C’est devant un parterre de personnalités que s’est déroulée vendredi l’inauguration de la nouvelle caserne de gendarmerie des Riceys. Le député-maire Jean-Claude Mathis était de la partie, tout comme le préfet Christophe Bay. Une caserne vraiment nouvelle ? Oui et non. Si le ruban bleu blanc rouge n’a été découpé qu’en ce début de mois de juillet, voilà presque un an que les gendarmes l’ont investie. L’emménagement dans les nouveaux locaux s’est en effet déroulé en août 2012, juste avant la vendange et après une période de travaux de près de 15 mois. Le permis de construire avait, lui, été délivré fin 2010. Pour la conception, il a fallu tenir compte de certaines contraintes architecturales, avec la présence de bâtiments classés monuments historiques non loin. Situés jusque-là en plein centre-ville, les gendarmes ressentaient le besoin de changer d’installations. Le bâtiment qu’ils occupaient datait en effet de 1854 et devenait vétuste.

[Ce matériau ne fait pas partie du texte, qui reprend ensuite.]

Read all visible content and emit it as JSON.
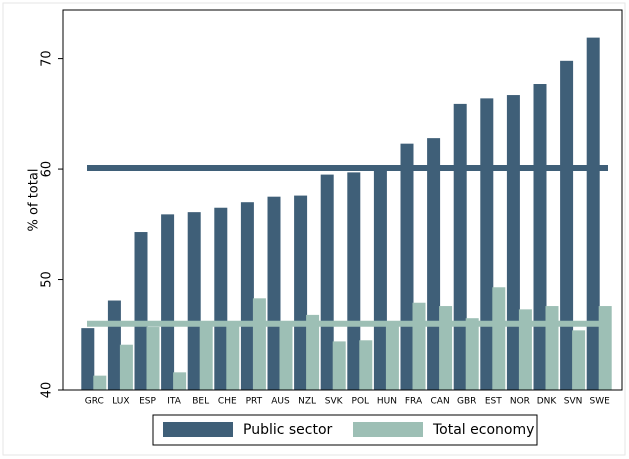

Des conditions de travail améliorées

Aujourd’hui, les conditions de travail se trouvent améliorées puisque les locaux s’étendent sur environ 220 m2. Ils sont compatibles avec les nouvelles normes, et se sont adaptés aux changements du métier, dictés par les évolutions de la procédure pénale. À titre d’exemple, une salle est spécialement dédiée aux rencontres entre les personnes incriminées et leur avocat, dans la plus stricte intimité. « Sur le plan de la confidentialité, le gain est énorme, indique le capitaine Pierre, nous disposons, entre autres, d’une pièce équipée avec une glace sans tain, qui permet de présenter un suspect à une victime sans que celle-ci n’ait à affronter la personne qui l’aurait agressée. Il nous faut éviter au maximum le traumatisme. » Dans son allocution, Jean-Claude Mathis a abondé en ce sens : « Gardons à l’esprit que beaucoup de personnes ne se rendent pas à la gendarmerie de gaîté de cœur, c’est pourquoi nous devons veiller à les accueillir dans des conditions optimales. » En tant que maire des Riceys, il a été l’un des moteurs du projet puisque la commune a déboursé plus d’un million d’euros. À noter enfin que les bâtiments ont été pensés pour favoriser l’accueil des personnes à mobilité réduite.

Les familles pas oubliées

La brigade abrite à plein-temps 6 gendarmes mais aussi leurs familles. Des logements ont été construits pour les héberger : 5 sont sortis de terre, deux F5 et trois F4, ainsi qu’un studio destiné à un gendarme adjoint volontaire. Une séparation nette a été mise en place avec les bureaux, de façon à dissocier vies personnelle et professionnelle. Située rue du Parc Saint-Vincent, la gendarmerie fait face à la maison médicale, à la pharmacie ou encore à l’école. Elle est toute proche également d’un ensemble pavillonnaire. « Le gendarme doit toujours essayer de vivre au cœur de la cité, assure le capitaine Pierre, notre simple présence, avec la rotation des véhicules et la vision de nos équipes envoie un signal. Je ne pense pas que quelqu’un osera s’en prendre à la pharmacie par exemple ! » D’ici quelques années, il est possible que d’autres brigades changent de locaux. À Brienne-le-Château notamment, où ces derniers commencent à accuser le poids des ans.